- Bentley Location within the state of Oklahoma Bentley Bentley (the United States)
- Coordinates: 34°13′03″N 96°04′47″W﻿ / ﻿34.21750°N 96.07972°W
- Country: United States
- State: Oklahoma
- County: Atoka

Area
- • Total: 0.34 sq mi (0.88 km^{2})
- • Land: 0.34 sq mi (0.88 km^{2})
- • Water: 0 sq mi (0.00 km^{2})
- Elevation: 581 ft (177 m)

Population (2020)
- • Total: 42
- • Density: 124.1/sq mi (47.91/km^{2})
- Time zone: UTC-6 (Central (CST))
- • Summer (DST): UTC-5 (CDT)
- FIPS code: 40-05450
- GNIS feature ID: 2805306

= Bentley, Oklahoma =

Unincorporated community in Oklahoma, US

Bentley is an unincorporated community in Atoka County, Oklahoma, United States, located east of the county seat of Atoka County, off Highway 3. As of the 2020 census, Bentley had a population of 42.

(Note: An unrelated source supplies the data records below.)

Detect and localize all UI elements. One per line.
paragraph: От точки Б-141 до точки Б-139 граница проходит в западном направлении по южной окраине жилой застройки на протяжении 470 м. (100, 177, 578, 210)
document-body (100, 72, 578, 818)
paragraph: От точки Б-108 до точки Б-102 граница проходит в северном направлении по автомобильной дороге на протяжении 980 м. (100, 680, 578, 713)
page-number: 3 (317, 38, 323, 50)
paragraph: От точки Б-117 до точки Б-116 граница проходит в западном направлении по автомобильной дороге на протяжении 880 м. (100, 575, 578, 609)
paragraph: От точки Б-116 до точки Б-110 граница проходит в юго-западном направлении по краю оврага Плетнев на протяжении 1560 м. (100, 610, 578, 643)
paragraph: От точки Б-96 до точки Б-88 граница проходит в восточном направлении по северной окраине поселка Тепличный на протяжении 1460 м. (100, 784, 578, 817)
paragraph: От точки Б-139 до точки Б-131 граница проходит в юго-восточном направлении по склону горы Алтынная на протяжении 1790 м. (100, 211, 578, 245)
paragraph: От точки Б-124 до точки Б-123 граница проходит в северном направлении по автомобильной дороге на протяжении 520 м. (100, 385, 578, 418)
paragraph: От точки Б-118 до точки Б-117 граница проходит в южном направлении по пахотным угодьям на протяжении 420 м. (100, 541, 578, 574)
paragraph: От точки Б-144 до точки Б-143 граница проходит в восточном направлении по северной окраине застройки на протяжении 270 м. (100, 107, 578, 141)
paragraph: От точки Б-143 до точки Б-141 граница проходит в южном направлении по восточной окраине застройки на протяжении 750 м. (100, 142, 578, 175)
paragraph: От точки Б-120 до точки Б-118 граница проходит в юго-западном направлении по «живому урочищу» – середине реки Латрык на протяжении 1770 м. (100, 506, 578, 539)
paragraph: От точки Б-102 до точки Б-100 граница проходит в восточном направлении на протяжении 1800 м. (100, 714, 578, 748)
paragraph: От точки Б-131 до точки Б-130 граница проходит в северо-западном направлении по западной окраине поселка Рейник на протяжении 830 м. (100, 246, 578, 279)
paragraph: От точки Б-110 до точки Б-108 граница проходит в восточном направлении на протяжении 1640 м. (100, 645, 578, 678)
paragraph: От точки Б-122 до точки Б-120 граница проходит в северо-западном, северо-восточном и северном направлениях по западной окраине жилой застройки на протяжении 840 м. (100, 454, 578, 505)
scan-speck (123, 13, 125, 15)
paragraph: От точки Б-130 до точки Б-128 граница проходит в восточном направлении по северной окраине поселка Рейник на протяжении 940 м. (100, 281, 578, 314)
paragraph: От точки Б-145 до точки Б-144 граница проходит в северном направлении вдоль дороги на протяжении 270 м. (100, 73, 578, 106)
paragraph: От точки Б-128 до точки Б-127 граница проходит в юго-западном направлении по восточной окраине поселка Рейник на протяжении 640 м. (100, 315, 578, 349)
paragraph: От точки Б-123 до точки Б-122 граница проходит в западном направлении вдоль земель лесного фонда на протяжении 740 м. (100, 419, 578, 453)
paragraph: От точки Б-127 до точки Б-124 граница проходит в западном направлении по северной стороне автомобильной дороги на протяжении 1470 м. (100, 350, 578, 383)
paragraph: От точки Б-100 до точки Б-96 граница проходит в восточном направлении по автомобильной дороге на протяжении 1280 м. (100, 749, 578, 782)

Bentley's post office was established in Indian Territory on June 1, 1903, and named after Alva Bentley, a territorial-era educator. At the time of its founding, the community was within Atoka County, Choctaw Nation.

A school once operated in Bentley but has since closed. The post office also closed on August 30, 1963.

Bentley's main street features a fire department, community center, and Southern Baptist Church.

==Demographics==

Historical population
| Census | Pop. | Note | %± |
| 2020 | 42 |  | — |
U.S. Decennial Census

===2020 census===
As of the 2020 census, Bentley had a population of 42. The median age was 41.5 years. 26.2% of residents were under the age of 18 and 19.0% of residents were 65 years of age or older. For every 100 females there were 121.1 males, and for every 100 females age 18 and over there were 138.5 males age 18 and over.

All residents lived in rural areas.

There were 14 households in Bentley, of which 14.3% had children under the age of 18 living in them. Of all households, 7.1% were married-couple households, 42.9% were households with a male householder and no spouse or partner present, and 35.7% were households with a female householder and no spouse or partner present. About 57.2% of all households were made up of individuals and 28.6% had someone living alone who was 65 years of age or older.

There were 20 housing units, of which 30.0% were vacant. The homeowner vacancy rate was 0.0% and the rental vacancy rate was 0.0%.

Racial composition as of the 2020 census
| Race | Number | Percent |
|---|---|---|
| White | 31 | 73.8% |
| Black or African American | 0 | 0.0% |
| American Indian and Alaska Native | 7 | 16.7% |
| Asian | 0 | 0.0% |
| Native Hawaiian and Other Pacific Islander | 0 | 0.0% |
| Some other race | 0 | 0.0% |
| Two or more races | 4 | 9.5% |
| Hispanic or Latino (of any race) | 0 | 0.0% |

==Education==
Bentley falls within the Harmony Public School district.